Oczywiście towarzysze władający od 1944 niepodzielnie PRL z początku nie myśleli o tym wcale, potem mieli jakieś skrawki od sowietów z tytułu dzierżawionej przez nich strefy okupacyjnej w NRD, ale to w zasadzie nie pokrywało nawet rozkradzionego przez ZSRR węgla z „poniemieckich” kopalni i skradzionego majątku z polskich ziem zachodnich i północnych. Potem zajmowali się innymi geszeftami, aż w końcu się okazało,  że Polska mogłaby się tych reparacji skutecznie zrzec gdyby znalazło się (to zrzeczenie rzecz jasna) w rejestrze Sekretarza Generalnego ONZ.

Rejestracja taka nigdy nie nastąpiła, mimo pogłosek wszem rozgłaszanych, że w 1953, ale widocznie towarzysze (w tym mamusie i tatusiowie albo dziadkowie obecnych posłów PO i NOWOCZESNEJ) zbyt byli zaabsorbowali innymi geszeftami i ganianiem za tymi Polakami, którzy jeszcze z orężem wybijali im kolegów.

Zrzeczenia nie ma także w głównej bibliotece, bazie danych ani rejestrze publikacji ONZ. Nie ma też w Berlinie. Niemcy posiadają tylko sprawozdanie z rozmów NRD – ZSRS w Moskwie. O dziwo okazuje się, że bez skutków prawnych dla Polski, bo ci towarzysze z ZSRS i NRD nigdy nie pretendowali, aby zostać Polakami. Widocznie wystarczała im przynależność do wspólnej Międzynarodówki.

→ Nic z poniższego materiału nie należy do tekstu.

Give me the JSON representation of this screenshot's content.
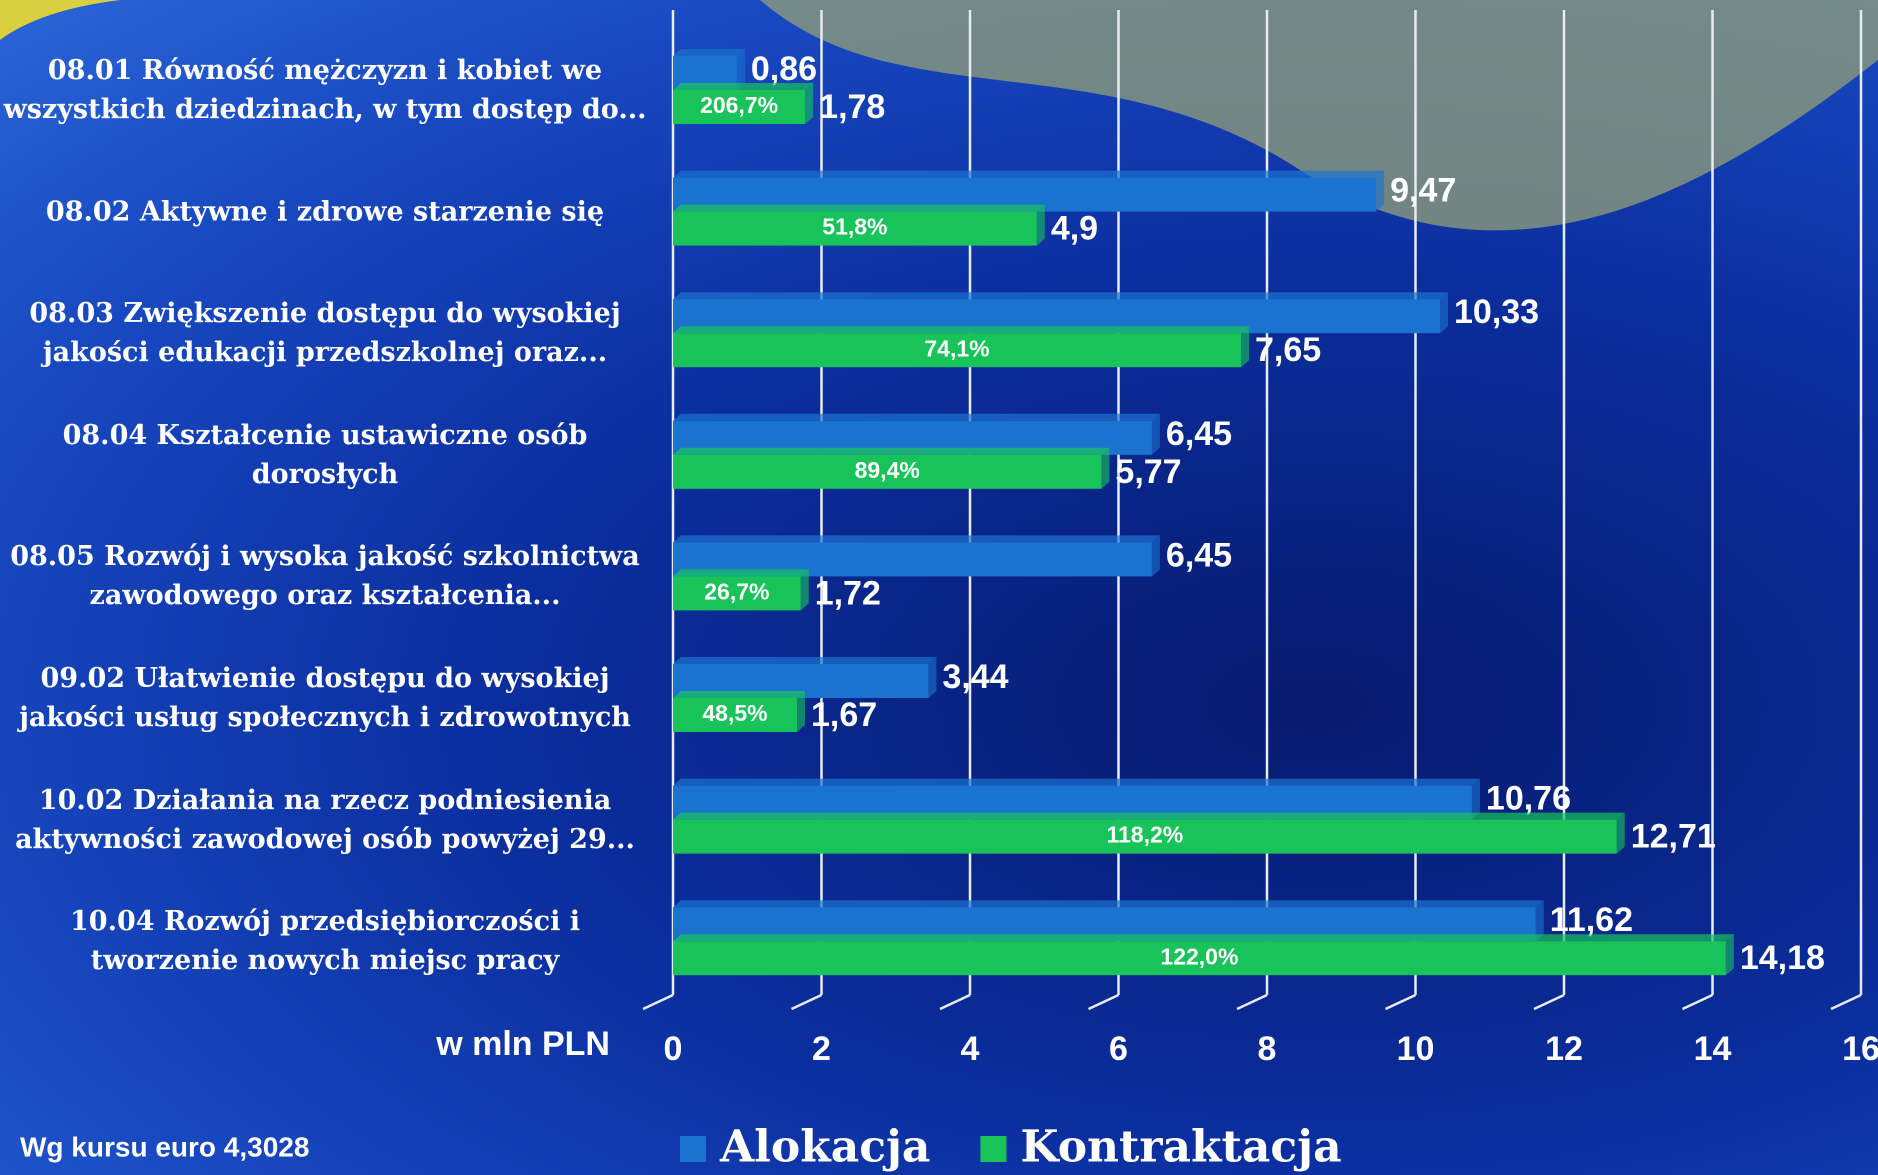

Polskie MSZ, nawet pod światłym dowództwem Marszałka Polskiej Dyplomacji Pana Sikorskiego, nie znalazło nawet kopii noty o zrzeczeniu się odszkodowań. Jedyny dokument „krajowy” to Oświadczenie Rady Ministrów, ale żaden z towarzyszy go nie podpisał, a poza tym jest ono nawet niezgodne z Konstytucją PRL (tak tak Panie Petru była i taka) bo nawet nie wiadomo na kogo padło „zrzeczenie”. Pewnie niektórzy wiedzą, że PRL nie uznawało RFN a jedynie biedną NRD za całe Państwo Niemieckie, a więc „zrzeczenie” nie obejmowało i tak całego przed i po zjednoczeniu naszego ukochanego zachodniego sąsiada.

Zatem klops, brak dowodu. Smuci to bardzo Frau Merkel, która łagodna w tych kwestiach jak baranek nawet nie warczy na Polaków bo i kwoty niebagatelne wchodzą tu w grę i może jednak na kolejne 70 lat zapomną.

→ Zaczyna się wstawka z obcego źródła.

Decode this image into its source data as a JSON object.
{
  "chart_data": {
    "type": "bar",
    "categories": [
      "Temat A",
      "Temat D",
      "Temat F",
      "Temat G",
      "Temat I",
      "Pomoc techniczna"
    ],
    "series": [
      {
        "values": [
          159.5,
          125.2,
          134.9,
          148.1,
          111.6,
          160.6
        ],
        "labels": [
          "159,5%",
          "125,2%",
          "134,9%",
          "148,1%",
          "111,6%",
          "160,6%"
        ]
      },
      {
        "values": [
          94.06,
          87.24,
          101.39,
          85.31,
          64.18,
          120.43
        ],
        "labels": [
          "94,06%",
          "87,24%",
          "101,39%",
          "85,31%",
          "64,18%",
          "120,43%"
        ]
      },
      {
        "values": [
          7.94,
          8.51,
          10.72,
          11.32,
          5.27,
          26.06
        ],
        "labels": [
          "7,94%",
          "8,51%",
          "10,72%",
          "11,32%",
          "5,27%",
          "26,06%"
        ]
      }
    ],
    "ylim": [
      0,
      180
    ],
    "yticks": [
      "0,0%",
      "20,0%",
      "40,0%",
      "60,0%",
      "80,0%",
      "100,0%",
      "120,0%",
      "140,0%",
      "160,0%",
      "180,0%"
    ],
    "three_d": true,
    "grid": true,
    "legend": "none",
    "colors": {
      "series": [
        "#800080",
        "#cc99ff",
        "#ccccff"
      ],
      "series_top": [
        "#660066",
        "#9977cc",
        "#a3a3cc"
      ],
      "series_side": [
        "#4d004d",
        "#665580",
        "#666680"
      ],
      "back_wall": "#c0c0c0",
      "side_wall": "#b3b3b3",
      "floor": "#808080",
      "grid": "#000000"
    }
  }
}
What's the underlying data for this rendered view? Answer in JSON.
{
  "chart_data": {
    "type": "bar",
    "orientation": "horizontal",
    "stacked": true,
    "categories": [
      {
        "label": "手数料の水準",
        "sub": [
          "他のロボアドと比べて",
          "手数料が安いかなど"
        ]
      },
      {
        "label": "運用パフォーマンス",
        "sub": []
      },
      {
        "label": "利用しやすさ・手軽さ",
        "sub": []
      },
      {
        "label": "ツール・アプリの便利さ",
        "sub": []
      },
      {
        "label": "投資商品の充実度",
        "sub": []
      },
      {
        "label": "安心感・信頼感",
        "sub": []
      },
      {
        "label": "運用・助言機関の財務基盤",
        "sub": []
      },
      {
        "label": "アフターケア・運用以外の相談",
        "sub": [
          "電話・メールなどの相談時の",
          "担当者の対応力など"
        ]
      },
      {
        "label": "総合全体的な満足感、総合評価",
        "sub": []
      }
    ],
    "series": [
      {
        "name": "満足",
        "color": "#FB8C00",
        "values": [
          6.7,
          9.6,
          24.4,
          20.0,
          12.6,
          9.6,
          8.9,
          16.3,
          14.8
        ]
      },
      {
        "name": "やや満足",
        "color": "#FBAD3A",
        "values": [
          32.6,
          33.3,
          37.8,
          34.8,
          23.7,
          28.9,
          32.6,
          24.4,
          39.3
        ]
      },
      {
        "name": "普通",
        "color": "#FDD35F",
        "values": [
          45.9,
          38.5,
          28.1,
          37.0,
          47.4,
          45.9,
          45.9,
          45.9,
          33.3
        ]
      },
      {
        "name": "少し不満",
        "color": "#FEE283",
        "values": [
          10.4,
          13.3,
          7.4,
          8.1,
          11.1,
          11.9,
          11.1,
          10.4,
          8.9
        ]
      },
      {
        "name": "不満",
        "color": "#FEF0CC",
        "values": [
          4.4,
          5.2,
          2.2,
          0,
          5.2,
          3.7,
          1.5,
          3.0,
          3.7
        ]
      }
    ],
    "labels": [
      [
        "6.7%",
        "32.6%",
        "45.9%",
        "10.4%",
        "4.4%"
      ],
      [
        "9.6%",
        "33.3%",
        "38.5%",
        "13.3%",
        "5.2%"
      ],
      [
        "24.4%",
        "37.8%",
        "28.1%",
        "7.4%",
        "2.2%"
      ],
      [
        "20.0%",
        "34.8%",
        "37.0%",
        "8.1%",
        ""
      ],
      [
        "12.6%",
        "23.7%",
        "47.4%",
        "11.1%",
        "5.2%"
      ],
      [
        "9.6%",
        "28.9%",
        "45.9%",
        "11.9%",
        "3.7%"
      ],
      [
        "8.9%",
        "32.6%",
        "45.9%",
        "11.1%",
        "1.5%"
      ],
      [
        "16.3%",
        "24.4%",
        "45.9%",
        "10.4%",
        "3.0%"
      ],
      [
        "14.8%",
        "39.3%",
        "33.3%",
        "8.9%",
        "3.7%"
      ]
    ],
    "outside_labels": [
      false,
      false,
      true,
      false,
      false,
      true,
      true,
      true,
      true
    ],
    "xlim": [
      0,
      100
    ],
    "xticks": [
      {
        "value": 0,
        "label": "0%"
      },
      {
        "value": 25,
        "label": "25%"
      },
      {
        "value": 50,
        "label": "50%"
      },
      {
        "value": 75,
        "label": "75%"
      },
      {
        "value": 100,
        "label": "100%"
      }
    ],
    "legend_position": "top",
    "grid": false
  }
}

W czasie II Wojny Światowej straciliśmy 5,6 miliona obywateli. W krajach rozwiniętych cywilizacyjnie przyjmuje się, że życie obywatela to 1 milion USD. Jeżeli kalkulator mi nie oszalał to jest to 5,6 biliona USD za samych zabitych. Do tego dochodzą straty na majątku gospodarki (tylko część która nie weszła w skład ZSRS to 38% majątku), degradacja demograficzna przyszłych pokoleń, okaleczenia fizyczne i psychiczne. Zniszczenia wojenne obliczyło polskie Biuro Odszkodowań Wojennych i wyszło tu 845 mld USD.

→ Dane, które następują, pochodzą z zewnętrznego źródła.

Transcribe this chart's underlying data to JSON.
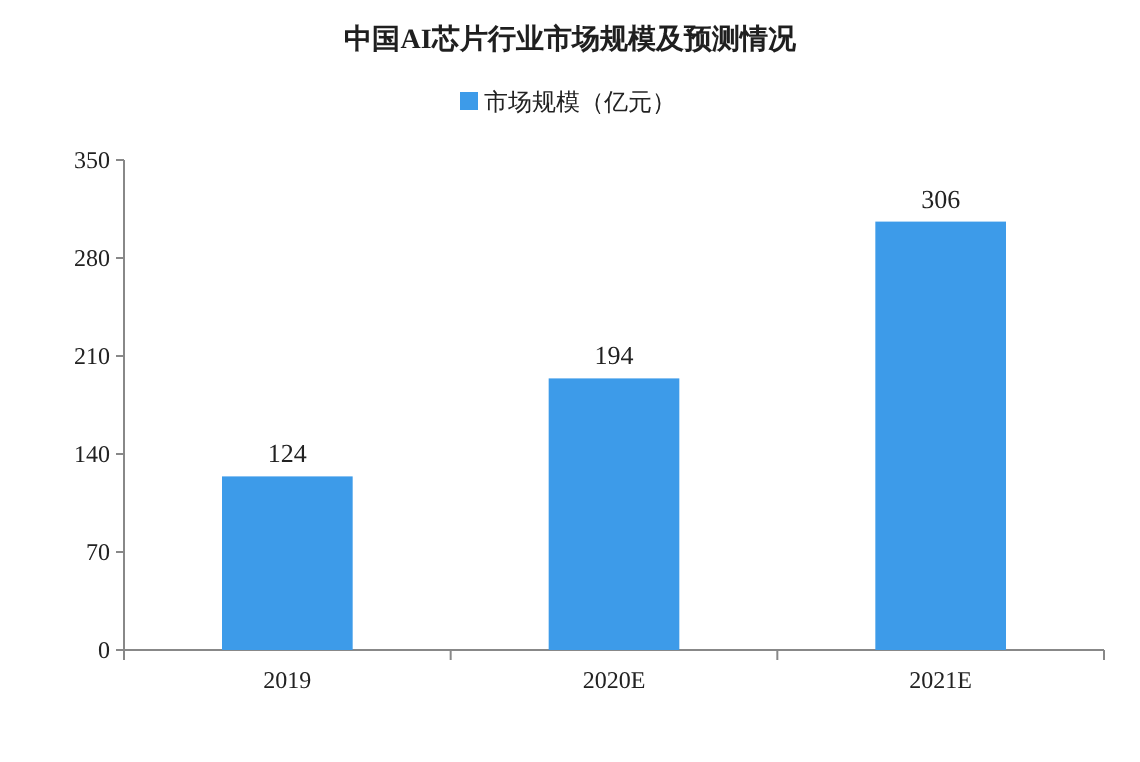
{
  "chart_data": {
    "type": "bar",
    "title": "中国AI芯片行业市场规模及预测情况",
    "categories": [
      "2019",
      "2020E",
      "2021E"
    ],
    "series": [
      {
        "name": "市场规模（亿元）",
        "color": "#3d9be9",
        "values": [
          124,
          194,
          306
        ]
      }
    ],
    "ylim": [
      0,
      350
    ],
    "yticks": [
      0,
      70,
      140,
      210,
      280,
      350
    ],
    "data_labels": true,
    "legend": "top"
  }
}
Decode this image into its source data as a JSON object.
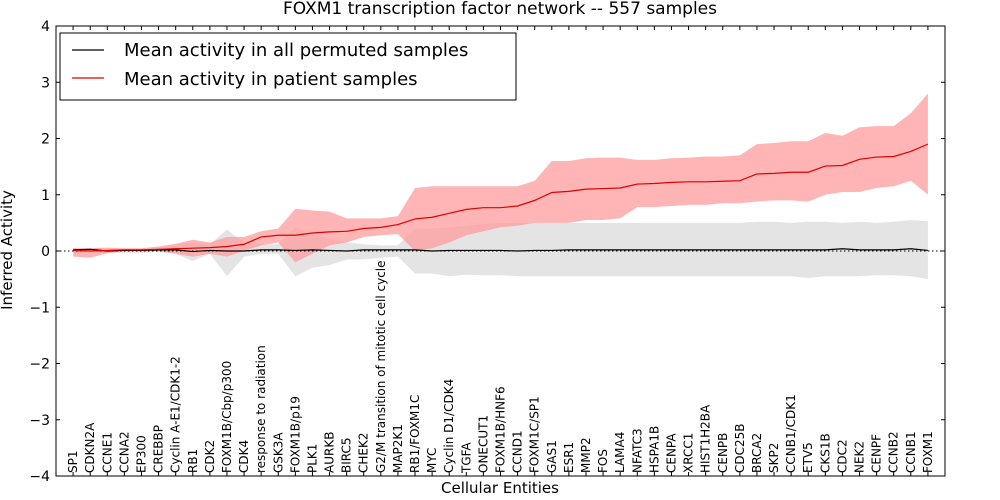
{
  "chart_data": {
    "type": "line",
    "title": "FOXM1 transcription factor network -- 557 samples",
    "xlabel": "Cellular Entities",
    "ylabel": "Inferred Activity",
    "ylim": [
      -4,
      4
    ],
    "yticks": [
      -4,
      -3,
      -2,
      -1,
      0,
      1,
      2,
      3,
      4
    ],
    "ytick_labels": [
      "−4",
      "−3",
      "−2",
      "−1",
      "0",
      "1",
      "2",
      "3",
      "4"
    ],
    "legend_position": "top-left",
    "categories": [
      "SP1",
      "CDKN2A",
      "CCNE1",
      "CCNA2",
      "EP300",
      "CREBBP",
      "Cyclin A-E1/CDK1-2",
      "RB1",
      "CDK2",
      "FOXM1B/Cbp/p300",
      "CDK4",
      "response to radiation",
      "GSK3A",
      "FOXM1B/p19",
      "PLK1",
      "AURKB",
      "BIRC5",
      "CHEK2",
      "G2/M transition of mitotic cell cycle",
      "MAP2K1",
      "RB1/FOXM1C",
      "MYC",
      "Cyclin D1/CDK4",
      "TGFA",
      "ONECUT1",
      "FOXM1B/HNF6",
      "CCND1",
      "FOXM1C/SP1",
      "GAS1",
      "ESR1",
      "MMP2",
      "FOS",
      "LAMA4",
      "NFATC3",
      "HSPA1B",
      "CENPA",
      "XRCC1",
      "HIST1H2BA",
      "CENPB",
      "CDC25B",
      "BRCA2",
      "SKP2",
      "CCNB1/CDK1",
      "ETV5",
      "CKS1B",
      "CDC2",
      "NEK2",
      "CENPF",
      "CCNB2",
      "CCNB1",
      "FOXM1"
    ],
    "series": [
      {
        "name": "Mean activity in all permuted samples",
        "color": "#000000",
        "band_color": "#b8b8b8",
        "values": [
          0.02,
          0.03,
          0.0,
          0.01,
          0.01,
          0.02,
          0.02,
          -0.01,
          0.01,
          0.0,
          0.0,
          0.02,
          0.02,
          0.01,
          0.02,
          0.01,
          0.0,
          0.02,
          0.02,
          0.02,
          0.02,
          0.0,
          0.01,
          0.01,
          0.01,
          0.01,
          0.0,
          0.01,
          0.01,
          0.02,
          0.02,
          0.02,
          0.02,
          0.02,
          0.02,
          0.02,
          0.02,
          0.02,
          0.02,
          0.02,
          0.02,
          0.02,
          0.02,
          0.02,
          0.02,
          0.04,
          0.02,
          0.02,
          0.02,
          0.04,
          0.01
        ],
        "lower": [
          -0.03,
          -0.03,
          -0.03,
          -0.03,
          -0.03,
          -0.02,
          -0.05,
          -0.18,
          -0.05,
          -0.45,
          -0.1,
          -0.05,
          -0.05,
          -0.45,
          -0.3,
          -0.25,
          -0.15,
          -0.15,
          -0.12,
          -0.1,
          -0.4,
          -0.4,
          -0.45,
          -0.42,
          -0.43,
          -0.43,
          -0.45,
          -0.45,
          -0.45,
          -0.45,
          -0.45,
          -0.45,
          -0.45,
          -0.45,
          -0.45,
          -0.45,
          -0.45,
          -0.45,
          -0.45,
          -0.45,
          -0.45,
          -0.45,
          -0.45,
          -0.48,
          -0.45,
          -0.45,
          -0.45,
          -0.43,
          -0.43,
          -0.45,
          -0.5
        ],
        "upper": [
          0.05,
          0.05,
          0.04,
          0.04,
          0.04,
          0.05,
          0.1,
          0.15,
          0.12,
          0.38,
          0.15,
          0.12,
          0.12,
          0.42,
          0.3,
          0.22,
          0.15,
          0.12,
          0.1,
          0.1,
          0.4,
          0.4,
          0.42,
          0.45,
          0.48,
          0.5,
          0.5,
          0.5,
          0.5,
          0.5,
          0.5,
          0.5,
          0.5,
          0.5,
          0.5,
          0.5,
          0.5,
          0.5,
          0.5,
          0.5,
          0.52,
          0.52,
          0.5,
          0.52,
          0.52,
          0.5,
          0.52,
          0.5,
          0.52,
          0.55,
          0.53
        ]
      },
      {
        "name": "Mean activity in patient samples",
        "color": "#e00000",
        "band_color": "#ff9999",
        "values": [
          0.01,
          0.0,
          0.01,
          0.02,
          0.02,
          0.03,
          0.04,
          0.05,
          0.06,
          0.08,
          0.12,
          0.25,
          0.28,
          0.28,
          0.32,
          0.34,
          0.35,
          0.4,
          0.42,
          0.47,
          0.57,
          0.6,
          0.67,
          0.74,
          0.77,
          0.77,
          0.8,
          0.9,
          1.04,
          1.06,
          1.1,
          1.11,
          1.12,
          1.19,
          1.2,
          1.22,
          1.23,
          1.23,
          1.24,
          1.25,
          1.37,
          1.38,
          1.4,
          1.4,
          1.51,
          1.52,
          1.63,
          1.67,
          1.68,
          1.77,
          1.9
        ],
        "lower": [
          -0.1,
          -0.12,
          -0.04,
          0.0,
          0.0,
          0.0,
          -0.05,
          -0.1,
          -0.05,
          -0.1,
          0.0,
          0.1,
          0.15,
          -0.2,
          -0.05,
          0.1,
          0.15,
          0.25,
          0.28,
          0.3,
          0.0,
          0.05,
          0.15,
          0.28,
          0.35,
          0.42,
          0.45,
          0.5,
          0.5,
          0.5,
          0.55,
          0.55,
          0.58,
          0.78,
          0.78,
          0.8,
          0.82,
          0.82,
          0.85,
          0.85,
          0.88,
          0.9,
          0.9,
          0.88,
          1.0,
          1.05,
          1.05,
          1.12,
          1.15,
          1.25,
          1.0
        ],
        "upper": [
          0.05,
          0.05,
          0.06,
          0.05,
          0.05,
          0.08,
          0.13,
          0.2,
          0.15,
          0.25,
          0.25,
          0.35,
          0.4,
          0.75,
          0.72,
          0.7,
          0.58,
          0.58,
          0.58,
          0.62,
          1.12,
          1.15,
          1.15,
          1.15,
          1.15,
          1.15,
          1.15,
          1.25,
          1.6,
          1.6,
          1.65,
          1.66,
          1.66,
          1.62,
          1.62,
          1.65,
          1.66,
          1.68,
          1.68,
          1.7,
          1.9,
          1.92,
          1.95,
          1.95,
          2.1,
          2.05,
          2.2,
          2.22,
          2.22,
          2.45,
          2.8
        ]
      }
    ]
  }
}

Lewakom od razu wyjaśniam, że roszczenia Państw się nie przedawniają. W 2010 Niemcy właśnie zakończyli wypłacanie roszczeń za I Wojnę Światową, Żydom za II Wojnę Światową 75 miliardów USD, Japonia wypłaciła za II WŚ 912 miliardów USD, a Irak za wojnę 1990-1991 z Kuwejtem 70 miliardów USD.

No i o takiej drobnostce nasi kochani politycy zapomnieli? Od razu wyjaśnię że cały czas mówimy o reparacjach dla Państwa, a nie o odszkodowaniach dla osób indywidualnych za np. pracę niewolniczą czy przymusową! Cały czas piszę o reparacjach dla Kraju, dla samorządów, przedsiębiorstw, fundacji i innych podmiotów prawnych. Podkreślam to, bo zaraz ktoś się przyczepi.

Nie jesteśmy osamotnieni w tej walce, o to samo walczą też Włochy czy Grecja (tu roszczenie jest wyliczone i z tego co wiem akceptowalne, SPD już orzekło, ze „nieuniknione”, to 200 miliardów USD!!!).

A i ciekawostka jest, ze roszczenia greckie ma pełne wsparcie ludności żydowskiej.

Czy i my nie możemy się do tej batalii przyłączyć. Tu nadmienię o 65 miliardach USD których ciągle domagają się od nas (!) Żydzi za to co utracili w Polsce. No to do jasnej cholery (wybaczcie przekleństwo) z pewnością możemy się dogadać, zyskać ich wsparcie i z kwoty zapewne przekraczającej grubo ponad 700 miliardów USD (przeliczcie jaki to % z ogólnej kwoty realnego roszczenia) „odpalić” za „pośrednictwo”.

Oczywiście wszystko z godnie z międzynarodowym prawem, po negocjacjach, tak z Niemcami jak i Żydami, negocjacjach pełnych szacunku i dobrej woli, ale stanowczych i broniących interesu Polski, które powinny raz na zawsze zamknąć wzajemne opluwanie się i „antysemityzm”, abyśmy znowu byli braćmi z Żydami jak w czasach II RP.

 

Siedząc myślę, rozwagę czynię, akcja rzecz ciężka, to nie sprawa prosta, jest skomplikowana gdy jej trzeba sprostać.